For real. Seriously. Unless there's someone else on the Team in Training NYC Chapter Winter Season team who's over 47, I may very well be the oldest person on our team. I could possibly be old enough to be the mother of pretty much most members of our team. Actually, far from the age thing bothering me, I think it's pretty cool. I guess it kind of makes me a mascot of sorts.
The thing that I have to remember is that, especially after being 100+ lbs heavier for almost 20 years of my life, I am not 27 years old anymore. My body is not in the same shape as it was, and it will probably never be in the same shape as my much younger team mates. I sort of forget that occasionally, and have a habit of beating myself up over it. For example, as part of my Team in Training Fast Track mentor duties, I took a spin class back in the spring. I had to bail after about 40 minutes. I beat myself up over not finishing for a while. Then I realized something. Let's face it - taking your first spin class at the ripe old age of 46, after weighing over 300 lbs for a good part of your adult life is a lot different than taking your first spin class at 27, when you're in reasonably good shape. The fact that I survived 40 minutes of it is quite an achievement in itself! Three years ago, when I weighed in at somewhere around 275 lbs I don't think I would've lasted 5 minutes, let alone 40!

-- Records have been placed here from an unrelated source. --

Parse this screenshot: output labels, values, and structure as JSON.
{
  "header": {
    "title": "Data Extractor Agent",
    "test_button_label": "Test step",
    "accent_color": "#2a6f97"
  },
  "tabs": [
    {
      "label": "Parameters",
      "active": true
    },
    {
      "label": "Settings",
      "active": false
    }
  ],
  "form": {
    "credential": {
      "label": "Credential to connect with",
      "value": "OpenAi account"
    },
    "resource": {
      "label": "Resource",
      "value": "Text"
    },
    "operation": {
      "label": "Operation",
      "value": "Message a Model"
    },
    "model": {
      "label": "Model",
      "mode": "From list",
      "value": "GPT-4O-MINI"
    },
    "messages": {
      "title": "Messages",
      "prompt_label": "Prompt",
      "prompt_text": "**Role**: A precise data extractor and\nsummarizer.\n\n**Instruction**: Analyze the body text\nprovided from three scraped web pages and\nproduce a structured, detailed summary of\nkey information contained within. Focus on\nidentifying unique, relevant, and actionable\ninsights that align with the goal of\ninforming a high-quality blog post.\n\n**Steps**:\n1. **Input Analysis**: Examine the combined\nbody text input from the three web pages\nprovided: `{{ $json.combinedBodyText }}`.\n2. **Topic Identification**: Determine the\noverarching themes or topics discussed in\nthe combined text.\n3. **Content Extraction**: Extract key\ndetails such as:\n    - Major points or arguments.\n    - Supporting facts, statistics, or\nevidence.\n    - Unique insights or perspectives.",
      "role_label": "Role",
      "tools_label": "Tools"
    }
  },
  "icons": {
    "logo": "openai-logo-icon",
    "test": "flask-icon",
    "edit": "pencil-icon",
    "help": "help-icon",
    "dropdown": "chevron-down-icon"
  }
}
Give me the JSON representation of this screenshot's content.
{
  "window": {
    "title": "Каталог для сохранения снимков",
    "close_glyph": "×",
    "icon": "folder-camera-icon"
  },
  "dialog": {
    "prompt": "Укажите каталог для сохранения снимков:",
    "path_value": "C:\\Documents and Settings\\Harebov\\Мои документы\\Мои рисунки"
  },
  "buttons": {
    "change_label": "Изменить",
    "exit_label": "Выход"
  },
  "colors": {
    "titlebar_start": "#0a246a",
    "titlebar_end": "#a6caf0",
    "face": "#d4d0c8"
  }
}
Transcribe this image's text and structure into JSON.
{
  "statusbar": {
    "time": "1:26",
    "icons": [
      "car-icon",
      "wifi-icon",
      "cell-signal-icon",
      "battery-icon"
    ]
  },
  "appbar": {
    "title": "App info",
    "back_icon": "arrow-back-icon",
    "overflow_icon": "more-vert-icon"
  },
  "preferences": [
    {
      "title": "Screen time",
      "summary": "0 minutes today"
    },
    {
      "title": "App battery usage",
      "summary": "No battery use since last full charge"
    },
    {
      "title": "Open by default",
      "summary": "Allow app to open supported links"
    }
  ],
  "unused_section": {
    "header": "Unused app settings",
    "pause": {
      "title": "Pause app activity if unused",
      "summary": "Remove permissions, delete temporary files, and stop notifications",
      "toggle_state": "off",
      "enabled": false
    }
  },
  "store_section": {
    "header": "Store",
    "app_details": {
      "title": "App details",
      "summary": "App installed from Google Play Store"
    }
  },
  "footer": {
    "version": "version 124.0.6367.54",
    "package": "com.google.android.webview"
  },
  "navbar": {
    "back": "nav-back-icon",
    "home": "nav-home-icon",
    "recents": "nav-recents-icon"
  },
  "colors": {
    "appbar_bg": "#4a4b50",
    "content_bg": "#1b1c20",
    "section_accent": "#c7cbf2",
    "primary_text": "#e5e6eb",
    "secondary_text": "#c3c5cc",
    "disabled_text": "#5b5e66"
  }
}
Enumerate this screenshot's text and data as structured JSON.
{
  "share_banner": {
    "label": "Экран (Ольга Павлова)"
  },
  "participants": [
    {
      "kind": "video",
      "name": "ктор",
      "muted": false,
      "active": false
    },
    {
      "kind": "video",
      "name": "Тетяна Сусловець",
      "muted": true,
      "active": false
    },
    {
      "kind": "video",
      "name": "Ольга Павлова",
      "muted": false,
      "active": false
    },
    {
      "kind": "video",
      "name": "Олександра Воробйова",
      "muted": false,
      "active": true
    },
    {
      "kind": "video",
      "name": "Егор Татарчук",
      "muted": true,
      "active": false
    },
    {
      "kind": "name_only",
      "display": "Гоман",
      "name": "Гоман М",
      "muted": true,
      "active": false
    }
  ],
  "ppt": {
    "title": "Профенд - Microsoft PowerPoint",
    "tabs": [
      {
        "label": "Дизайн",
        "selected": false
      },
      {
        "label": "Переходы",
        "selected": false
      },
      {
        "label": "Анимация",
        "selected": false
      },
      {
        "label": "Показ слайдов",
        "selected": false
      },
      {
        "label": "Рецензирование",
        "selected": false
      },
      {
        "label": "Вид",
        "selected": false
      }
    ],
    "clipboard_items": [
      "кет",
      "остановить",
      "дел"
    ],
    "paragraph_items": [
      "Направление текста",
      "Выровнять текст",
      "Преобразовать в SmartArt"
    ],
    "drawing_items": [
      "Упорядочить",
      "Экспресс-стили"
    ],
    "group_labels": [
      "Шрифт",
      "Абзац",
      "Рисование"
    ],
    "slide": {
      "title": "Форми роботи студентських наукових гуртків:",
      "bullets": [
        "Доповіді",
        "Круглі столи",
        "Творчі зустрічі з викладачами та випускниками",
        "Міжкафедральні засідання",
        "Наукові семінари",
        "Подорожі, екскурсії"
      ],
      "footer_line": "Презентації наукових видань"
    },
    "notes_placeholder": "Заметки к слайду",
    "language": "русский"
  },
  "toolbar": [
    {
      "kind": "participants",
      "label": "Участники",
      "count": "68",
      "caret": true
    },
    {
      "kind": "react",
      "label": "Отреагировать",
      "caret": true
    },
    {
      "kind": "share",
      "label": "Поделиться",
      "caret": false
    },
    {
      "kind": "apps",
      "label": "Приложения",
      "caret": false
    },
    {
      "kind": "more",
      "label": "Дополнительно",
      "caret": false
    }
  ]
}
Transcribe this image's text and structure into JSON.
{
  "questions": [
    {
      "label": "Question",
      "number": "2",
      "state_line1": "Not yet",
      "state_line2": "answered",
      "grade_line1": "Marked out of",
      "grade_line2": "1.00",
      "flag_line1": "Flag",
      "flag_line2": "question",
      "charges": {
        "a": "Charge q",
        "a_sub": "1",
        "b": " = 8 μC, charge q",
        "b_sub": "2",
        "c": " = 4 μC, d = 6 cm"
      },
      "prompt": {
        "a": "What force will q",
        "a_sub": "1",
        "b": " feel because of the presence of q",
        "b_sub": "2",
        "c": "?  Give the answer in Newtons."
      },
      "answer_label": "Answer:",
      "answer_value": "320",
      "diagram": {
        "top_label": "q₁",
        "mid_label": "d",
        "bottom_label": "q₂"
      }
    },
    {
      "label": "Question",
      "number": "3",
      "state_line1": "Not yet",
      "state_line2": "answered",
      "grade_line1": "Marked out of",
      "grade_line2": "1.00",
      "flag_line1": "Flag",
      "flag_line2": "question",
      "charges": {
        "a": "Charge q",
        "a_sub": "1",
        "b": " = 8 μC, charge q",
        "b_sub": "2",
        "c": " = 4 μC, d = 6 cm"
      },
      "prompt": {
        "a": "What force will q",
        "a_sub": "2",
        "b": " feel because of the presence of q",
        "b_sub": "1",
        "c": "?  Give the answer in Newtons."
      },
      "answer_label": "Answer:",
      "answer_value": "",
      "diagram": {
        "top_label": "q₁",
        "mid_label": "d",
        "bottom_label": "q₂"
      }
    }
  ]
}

My recent training sessions have also proven that I'm in better shape this year than I was last year. I've had this feeling for the past few weeks that I'm nowhere near where I should be at this point in my training. Two weekends or so ago, I took Harlem Hill in Central Park uphill at under 14:45/mile, mostly around 14:30/mile. Last year when I did Harlem Hill for the first time, I was somewhere around 16:30/mile. I'm also not wimping out on hill repeats. This past week, thanks to some great motivation from a couple of mentees, I pushed it for an extra repeat up the hill, and it felt great!
I just have to watch that I don't start getting too cocky about my ability to finish the marathon because I've done it already. I think that's going to be the biggest mental challenge. Last year it was the fear and panic that I wouldn't finish. But I've been there, done that and know that I can do it now - even at the ripe old age of 47!